L’indice clé est la répartition par sexe. Si des femmes sont malades dans la famille (même rarement), la maladie est probablement autosomique récessif (les femmes peuvent être homozygotes). Si seuls les hommes sont malades et que les femmes transmettent sans être atteintes, c’est lié à l’X récessif. Autre indice : dans le mode lié à l’X, un fils malade ne peut PAS avoir transmis la maladie à ses fils (il leur donne son Y, pas son X) — si la transmission père→fils existe, le gène est autosomique.
Pourquoi la drépanocytose est-elle plus fréquente dans les populations d’Afrique subsaharienne ?
Les individus hétérozygotes (porteurs du trait drépanocytaire, génotype AS) sont partiellement protégés contre le paludisme : le parasite Plasmodium falciparum se développe moins bien dans les hématies falciformées. Dans les zones d’endémie palustre (Afrique subsaharienne, Moyen-Orient, Méditerranée), l’allèle S confère un avantage sélectif aux hétérozygotes → sa fréquence s’est maintenue élevée dans ces populations malgré la mortalité des homozygotes SS. C’est un exemple d’avantage des hétérozygotes (hétérosis).
Le test génétique pour Huntington est-il systématiquement réalisé ?
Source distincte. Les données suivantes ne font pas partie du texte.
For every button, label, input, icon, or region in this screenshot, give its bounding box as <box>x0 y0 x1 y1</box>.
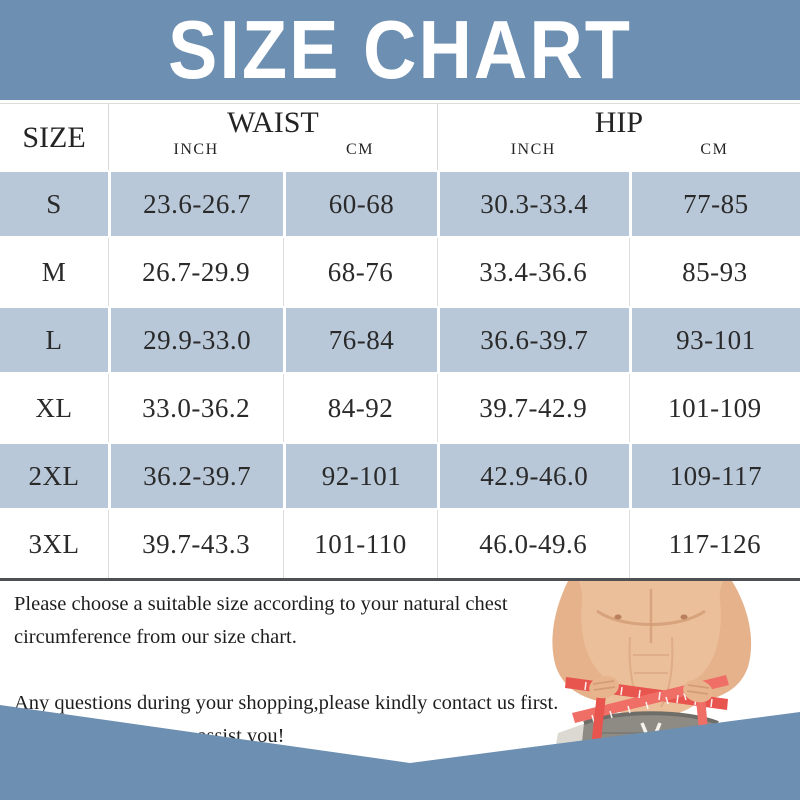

Non. Le test prédictif pour la maladie de Huntington est proposé aux personnes ayant un parent atteint, mais il n’est pas obligatoire. Certaines personnes choisissent de ne pas se faire tester (la certitude d’être porteur sans traitement curatif disponible peut être psychologiquement très lourde). Le test ne peut être réalisé que dans le cadre d’un protocole encadré par une équipe pluridisciplinaire incluant un psychologue et un généticien (conseil génétique). C’est un exemple de la dimension éthique de la génétique médicale.